Irrelevant as they are on the field, the Oakland Raiders are still entertaining off it.
They made a couple of accusations last week that were too bizarre to ignore. The first was when Coach Art Shell accused an unnamed front-office Raider of sabotaging Tom Walsh, who was recently demoted as offensive coordinator.
Multiple reports in the Bay Area say the anonymous culprit is Mike Lombardi, a senior personnel executive, who reportedly had lobbied hard for Louisville Coach Bobby Petrino -- not Shell -- to get the job as head coach. Since, Lombardi's influence on Raiders decisions has been in steady decline.
In a lengthy monologue Wednesday, after replacing Walsh with John Shoop, Shell vented about the employee he views as less than loyal.
"There has been an attack on my family," Shell told reporters. "And when I say my family, I mean the Raider family. When the fox is in ... your henhouse, under the guise of football sources in the National Football League making statements and not being part of this thing, not just making statements about me but ownership, how can you accept a paycheck from somebody that's given you a job and given you an opportunity to try and excel in life?
"Then [you] turn around and call your cronies around the league and it gets back to me and I'm tired of it. It's coming back to my desk. I'm a fighter. I sit back and I watch things happen and then it gets to the point where you cross the line. That line has been crossed, and I won't sit back and allow it to happen anymore. When you root against me, you're rooting against the Raiders. When you root against Tom Walsh, you're rooting against the Raiders. And for someone to do that is unconscionable. It's detestable, and I think it's an outrage."

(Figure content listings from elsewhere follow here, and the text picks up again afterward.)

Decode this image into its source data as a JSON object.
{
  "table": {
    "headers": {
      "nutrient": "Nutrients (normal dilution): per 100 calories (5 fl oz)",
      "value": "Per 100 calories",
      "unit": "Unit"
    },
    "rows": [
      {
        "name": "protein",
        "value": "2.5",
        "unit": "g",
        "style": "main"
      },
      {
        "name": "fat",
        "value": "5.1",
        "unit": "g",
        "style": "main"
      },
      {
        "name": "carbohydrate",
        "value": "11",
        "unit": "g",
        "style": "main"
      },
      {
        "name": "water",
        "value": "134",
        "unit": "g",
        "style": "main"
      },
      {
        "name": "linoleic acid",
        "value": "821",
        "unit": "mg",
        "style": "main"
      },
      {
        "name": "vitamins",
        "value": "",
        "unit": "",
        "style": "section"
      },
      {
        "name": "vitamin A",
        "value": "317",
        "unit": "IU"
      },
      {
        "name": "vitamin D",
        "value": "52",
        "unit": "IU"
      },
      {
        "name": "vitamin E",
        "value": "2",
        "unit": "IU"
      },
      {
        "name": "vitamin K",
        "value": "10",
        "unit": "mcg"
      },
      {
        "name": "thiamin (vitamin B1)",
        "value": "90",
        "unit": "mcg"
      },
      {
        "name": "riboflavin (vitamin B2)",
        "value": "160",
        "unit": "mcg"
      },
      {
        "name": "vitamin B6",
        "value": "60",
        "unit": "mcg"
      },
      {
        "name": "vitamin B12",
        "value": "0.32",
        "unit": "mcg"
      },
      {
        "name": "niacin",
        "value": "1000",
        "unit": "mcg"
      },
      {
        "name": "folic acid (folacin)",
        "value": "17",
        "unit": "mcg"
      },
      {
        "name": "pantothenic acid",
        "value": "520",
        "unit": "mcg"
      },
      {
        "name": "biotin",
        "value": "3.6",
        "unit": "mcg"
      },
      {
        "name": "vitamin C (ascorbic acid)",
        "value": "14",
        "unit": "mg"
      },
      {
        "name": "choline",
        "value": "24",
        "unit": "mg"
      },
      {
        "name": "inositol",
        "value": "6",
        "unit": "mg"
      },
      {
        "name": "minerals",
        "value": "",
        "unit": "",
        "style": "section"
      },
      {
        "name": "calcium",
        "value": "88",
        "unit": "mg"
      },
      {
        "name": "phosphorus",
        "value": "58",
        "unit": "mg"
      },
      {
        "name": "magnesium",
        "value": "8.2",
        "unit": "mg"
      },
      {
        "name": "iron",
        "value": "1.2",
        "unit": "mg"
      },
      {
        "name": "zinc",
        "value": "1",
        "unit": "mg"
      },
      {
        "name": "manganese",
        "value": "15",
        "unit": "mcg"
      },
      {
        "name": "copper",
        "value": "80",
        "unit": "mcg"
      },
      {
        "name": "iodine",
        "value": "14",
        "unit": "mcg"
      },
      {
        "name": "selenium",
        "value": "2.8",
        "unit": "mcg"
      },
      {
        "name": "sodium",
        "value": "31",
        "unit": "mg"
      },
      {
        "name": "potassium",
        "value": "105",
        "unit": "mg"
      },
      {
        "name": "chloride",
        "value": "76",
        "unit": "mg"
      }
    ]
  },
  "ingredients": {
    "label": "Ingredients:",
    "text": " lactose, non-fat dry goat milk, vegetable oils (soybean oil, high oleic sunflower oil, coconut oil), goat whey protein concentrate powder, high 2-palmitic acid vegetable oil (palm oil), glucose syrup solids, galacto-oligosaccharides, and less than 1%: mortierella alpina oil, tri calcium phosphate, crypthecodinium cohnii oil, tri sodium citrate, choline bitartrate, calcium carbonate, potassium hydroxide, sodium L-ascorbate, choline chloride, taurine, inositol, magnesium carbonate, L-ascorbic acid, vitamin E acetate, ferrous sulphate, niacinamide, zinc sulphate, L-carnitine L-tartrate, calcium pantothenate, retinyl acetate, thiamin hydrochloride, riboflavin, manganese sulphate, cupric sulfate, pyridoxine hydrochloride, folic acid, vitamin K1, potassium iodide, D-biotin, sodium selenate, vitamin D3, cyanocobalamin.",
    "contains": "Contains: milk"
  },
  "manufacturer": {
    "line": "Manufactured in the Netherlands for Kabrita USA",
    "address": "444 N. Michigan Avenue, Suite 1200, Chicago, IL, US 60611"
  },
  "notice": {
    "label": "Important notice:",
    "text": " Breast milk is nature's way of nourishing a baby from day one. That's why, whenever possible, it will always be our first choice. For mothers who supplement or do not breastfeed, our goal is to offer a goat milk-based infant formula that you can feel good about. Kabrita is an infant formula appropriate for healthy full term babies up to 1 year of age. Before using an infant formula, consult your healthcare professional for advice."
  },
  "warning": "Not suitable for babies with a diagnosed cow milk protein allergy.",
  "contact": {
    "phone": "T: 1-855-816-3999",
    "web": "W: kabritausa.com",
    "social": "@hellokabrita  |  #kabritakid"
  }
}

More finger-pointing came Friday, when the Raiders issued a news release criticizing the NFL Network for not ranking the club's 1983 team higher in its list of 20 greatest Super Bowl winners, an NFL Films special called "America's Game: The Super Bowl Champions." That team was ranked 20th.
In a statement teeming with anger, the club wrote: "The ranking was voted on by a so-called 'blue ribbon' committee consisting of writers, broadcasters and NFL personnel including head coaches and general managers. All members were asked to rank their top 10 Super Bowl championship teams. However, the members of this committee have had very little direct contact with any Super Bowls ... "
Hey, how about concentrating a little more on this year's team?
Each Tuesday, the Houston Texans bring in free agents for workouts. This week's group included sprinter Justin Gatlin, 24, who was suspended from track for eight years after testing positive for a banned substance. He won a gold medal at the 2004 Olympics by covering 100 meters in 9.85 seconds.
The amount of time he has logged on a football field in at least the last six years?
"It's my understanding that he never played football, but he can run really, really fast," said Texans Coach Gary Kubiak, who, as usual, didn't attend the workout.
Gatlin seems to be a longshot to get a callback.
Spackling the holes
Titans Coach Jeff Fisher doesn't expect Indianapolis to be so porous this time.
"We caught them a little off guard," he told reporters. "We schemed some things.... If we come back and do the same things, they'll take those away."
In the Dawghouse
Word out of Cleveland is that Coach Romeo Crennel's job is dangling by a thread, especially after last Sunday's 30-0 home loss to Cincinnati.
In another sign that it could be curtains for Crennel, who's in the second year of a five-year contract: He got a vote of approval from Browns management this week. The ax usually falls not long after one of those.